This study investigates the causal relationships between various diagnostic measurements (such as pregnancy, skin thickness, and age) and the onset of diabetes. A predictive model is developed to forecast the onset of diabetes based on a range of health and external factors. The investigation employs a variety of machine learning (ML) algorithms to model these relationships. Our study seeks to explore factors beyond glucose levels that may contribute to the diagnosis of diabetes. For instance, we demonstrate that BMI is a significant variable that plays a major role in the onset of diabetes. The findings of this study reveal the multifaceted nature of diabetes and highlight the importance of comprehensive health care. Future research efforts may benefit from broadening the study population beyond female Pina individuals and incorporating additional external factors such as lifestyle and genetics.
Diabetes is a chronic medical condition that affects the metabolic process of converting food into energy. Over time, uncontrolled diabetes can cause severe complications such as cardiovascular disease and vision impairment. High glucose levels can also result in vascular degradation, leading to cardiovascular collapse, and nerve malfunction, inducing short and long-term issues in the eyes, feet, heart, and kidneys. While there is no cure, current treatments focus on managing blood sugar levels with insulin.

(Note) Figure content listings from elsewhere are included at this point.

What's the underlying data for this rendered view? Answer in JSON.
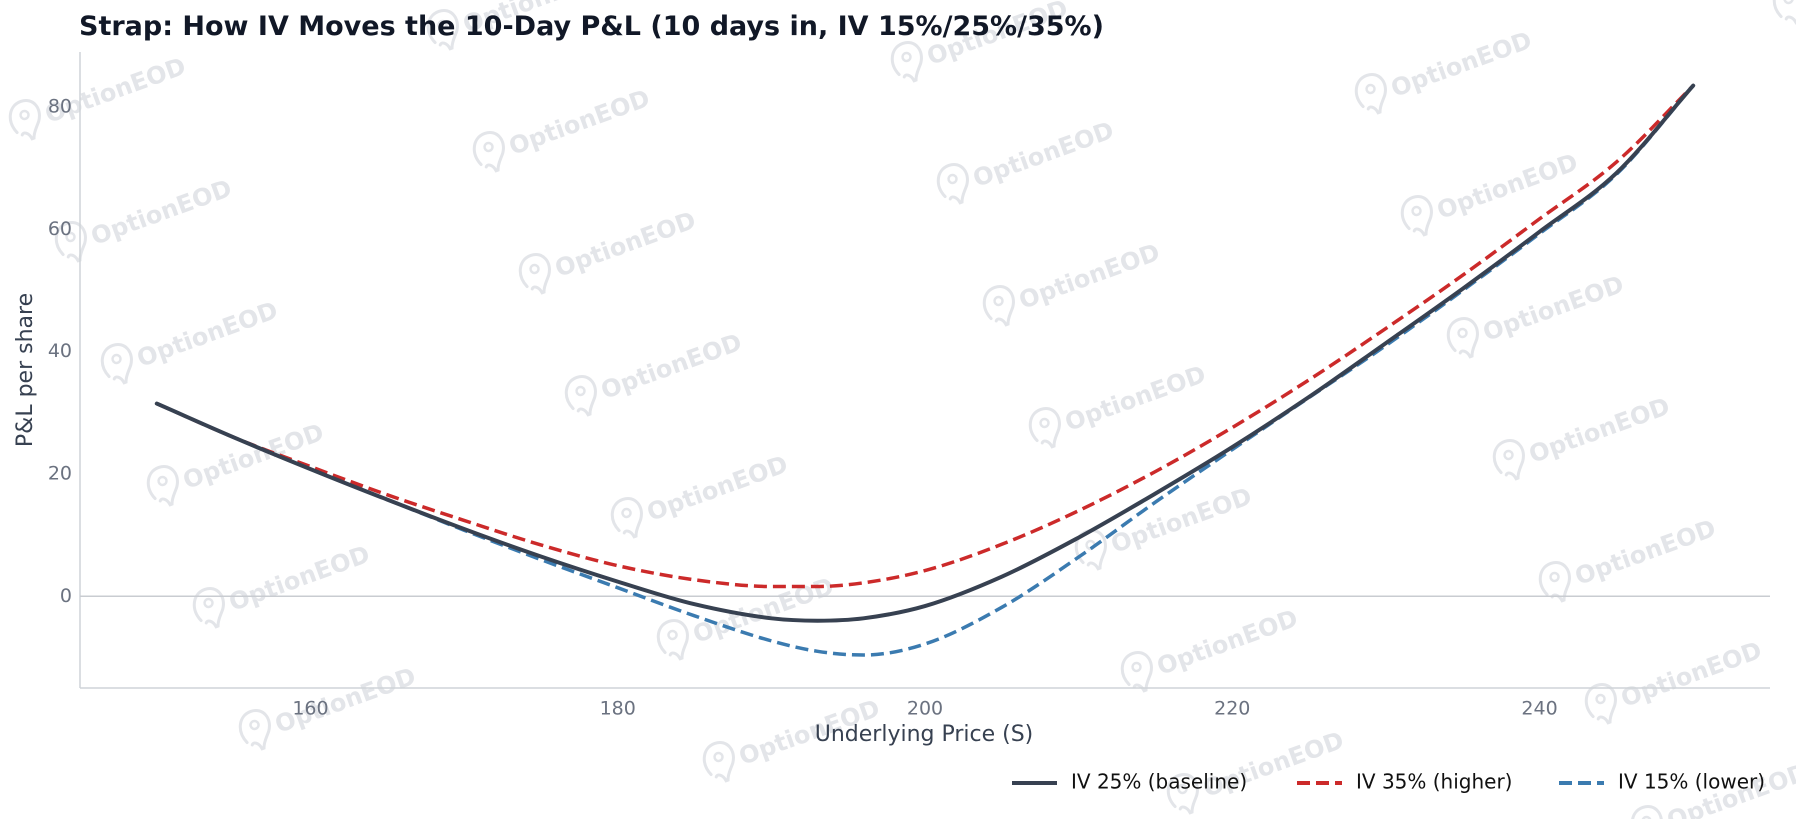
{
  "watermark": {
    "text": "OptionEOD",
    "icon": "optioneod-logo-icon"
  },
  "chart_data": {
    "type": "line",
    "title": "Strap: How IV Moves the 10-Day P&L (10 days in, IV 15%/25%/35%)",
    "xlabel": "Underlying Price (S)",
    "ylabel": "P&L per share",
    "xlim": [
      145,
      255
    ],
    "ylim": [
      -15,
      89
    ],
    "xticks": [
      160,
      180,
      200,
      220,
      240
    ],
    "yticks": [
      0,
      20,
      40,
      60,
      80
    ],
    "grid": false,
    "zero_line": true,
    "legend_position": "bottom-right",
    "x": [
      150,
      155,
      160,
      165,
      170,
      175,
      180,
      185,
      190,
      193,
      196,
      200,
      205,
      210,
      215,
      220,
      225,
      230,
      235,
      240,
      245,
      250
    ],
    "series": [
      {
        "name": "IV 25% (baseline)",
        "color": "#374151",
        "style": "solid",
        "values": [
          31.5,
          26.0,
          20.8,
          15.8,
          11.0,
          6.5,
          2.4,
          -1.3,
          -3.6,
          -4.0,
          -3.6,
          -1.6,
          3.2,
          9.6,
          16.8,
          24.4,
          32.6,
          41.4,
          50.3,
          59.6,
          69.2,
          83.5
        ]
      },
      {
        "name": "IV 35% (higher)",
        "color": "#cc2a2a",
        "style": "dashed",
        "values": [
          31.5,
          26.0,
          21.2,
          16.6,
          12.4,
          8.4,
          5.0,
          2.7,
          1.6,
          1.6,
          2.2,
          4.2,
          8.5,
          14.0,
          20.4,
          27.6,
          35.4,
          43.8,
          52.5,
          61.7,
          71.0,
          83.5
        ]
      },
      {
        "name": "IV 15% (lower)",
        "color": "#3b7bb0",
        "style": "dashed",
        "values": [
          31.5,
          26.0,
          20.8,
          15.8,
          10.8,
          6.0,
          1.4,
          -3.2,
          -7.3,
          -9.0,
          -9.6,
          -7.8,
          -1.8,
          6.4,
          15.4,
          24.0,
          32.5,
          41.0,
          50.0,
          59.3,
          69.0,
          83.5
        ]
      }
    ]
  }
}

The ML algorithms are able to find patterns between several independent variables to determine the likelihood of the development of diabetes. For the our research database, the most accurate model was trained using the Decision Tree algorithm. This is a supervised learning algorithms that can be used for solving regression and classification problems. The algorithm is aimed at predicting the likelihood of diabetes development based on the simple decision rules inferred from the training data. We compared the accuracy of the predictions with the models trained using Logistic Regression and Random Forest algorithm. We determined that a higher accuracy of the predictions using the Decision Tree algorithm is due to the specifics of the training dataset, because, in general, the Random Forest algorithm demonstrates the highest accuracy. To achieve a higher accuracy, the model can be trained using the Random Forest algorithm with more trees. However, higher accuracy requires more computation power.
Our primary dataset for the prediction model is a dataset from Kaggle that is originally from the National Institute of Diabetes and Digestive and Kidney Diseases (NIDDK). All patients are females of at least 21 years old of Pima Indian heritage. The variables of the dataset are the number of pregnancies, glucose level, blood pressure, skin thickness, insulin level, body mass index (BMI), diabetes pedigree function, and age. We used the following Python libraries: numpy, matplotlib, pandas, seaborn, and sklearn.